Central to the First Amendment is the “marketplace of ideas.” As Justice Holmes first observed, “the ultimate good desired is better reached by the free trade in ideas – that the best test of truth is the power of thought to get itself accepted in the competition of the market.” Abrams v. United States, 250 U.S. 616, 630 (Holmes, J., dissenting). What the Citizens United court does not accept is the concern stated in Austin for “the corrosive and distorting effects” of corporate wealth that “can unfairly influence elections when it is deployed in the form of independent expenditures.” 494 U.S. at 660. As the MCFL court stated: this antidistortion concern “reflects the conviction that it is important to protect the integrity of the marketplace for political ideas.” 479 U.S. at 257.

Whether Citizens United has undercut that integrity by opening the political marketplace to corporate and union general funds remains to be seen.


[i] See, for example, Ronald Dworkin, “The Decision That Threatens Democracy,” The New York Review of Books (Feb. 13, 2010).

[ii] The proposition that “money is speech” has not gone unchallenged since Buckley. In Nixon v. Shrink Missouri Government PAC, 528 U.S. 377, 399 (2000), Justice Stevens, concurring, stated: “Money is property; it is not speech.” And the proposition has been ardently defended: “It should be obvious, then, that a law limiting the amount a person can spend to broadcast his political views is a direct restriction on speech.” McConnell v.

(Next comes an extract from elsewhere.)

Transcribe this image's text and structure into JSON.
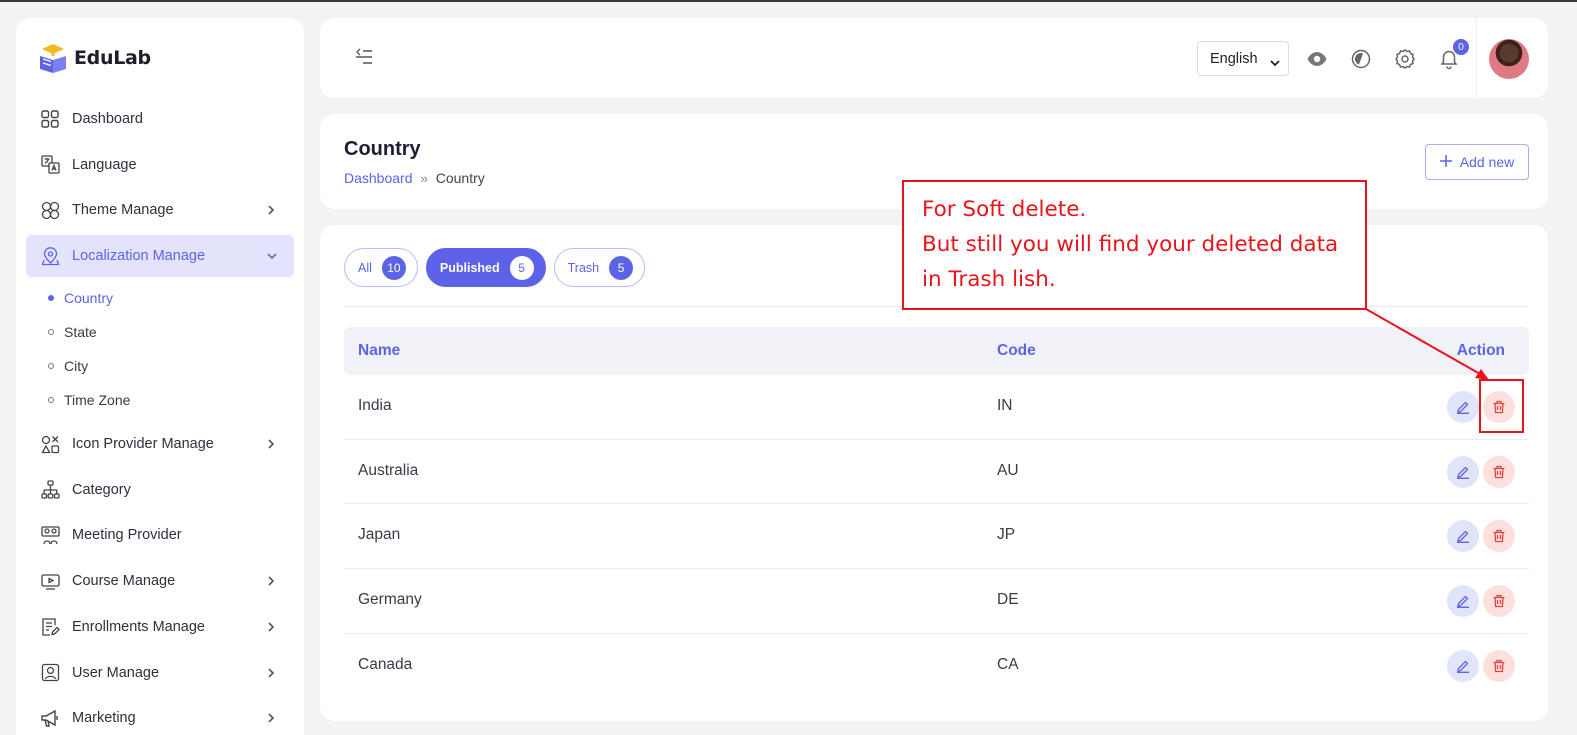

Federal Election Commission, 540 U.S. 93, 254 (2003)(Scalia, J., dissenting in part).

[iii] Justice Brennan wrote for four other members of the court; Chief Justice Rehnquist wrote separately for the remaining members, noting that the court had “unanimously endorsed the ‘legislative judgment that the special characteristics of the corporate structure require particularly careful regulation.’” Id. at 267.

[iv] After the first oral argument in Citizens United, the court asked the parties to brief the constitutionality of section 441b, including whether it should overrule Austin.

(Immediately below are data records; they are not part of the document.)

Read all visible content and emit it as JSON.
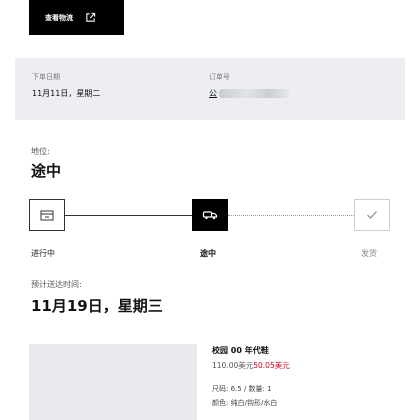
{
  "header": {
    "track_button_label": "查看物流"
  },
  "order_info": {
    "date_label": "下单日期",
    "date_value": "11月11日，星期二",
    "order_label": "订单号",
    "order_value_visible": "公"
  },
  "status": {
    "label": "地位:",
    "value": "途中"
  },
  "stepper": {
    "current_index": 1,
    "steps": [
      {
        "label": "进行中",
        "icon": "box-icon"
      },
      {
        "label": "途中",
        "icon": "truck-icon"
      },
      {
        "label": "发货",
        "icon": "check-icon"
      }
    ]
  },
  "eta": {
    "label": "预计送达时间:",
    "value": "11月19日，星期三"
  },
  "product": {
    "name": "校园 00 年代鞋",
    "original_price": "110.00美元",
    "sale_price": "50.05美元",
    "spec": "尺码: 6.5 / 数量: 1",
    "color": "颜色: 纯白/钩形/水白"
  },
  "colors": {
    "accent": "#000000",
    "info_bar_bg": "#eceef1",
    "sale_price": "#d0021b"
  }
}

[v] The court also pointed to the fact that “26 States do not restrict independent expenditures by for-profit corporations [and] [t]he Government does not claim that these expenditures have corrupted the political process in those States;” further, the legislative record exceeded 100,000 pages but did “not have any direct examples of votes being exchanged for … expenditures.” Id. at 910.

[vi] The government also defended section 441b on the ground of “protecting dissenting shareholders from being compelled to fund corporate political speech.” 130 S.Ct. at 911. The court dismissed this argument because “[t]his asserted interest, like Austin's antidistortion rationale, would allow the Government to ban the political speech even of media corporations … furthermore, little evidence of abuse that cannot be corrected by shareholders “‘through the procedures of corporate democracy.’” Id.

William L. Chapman is with Orr & Reno in Concord.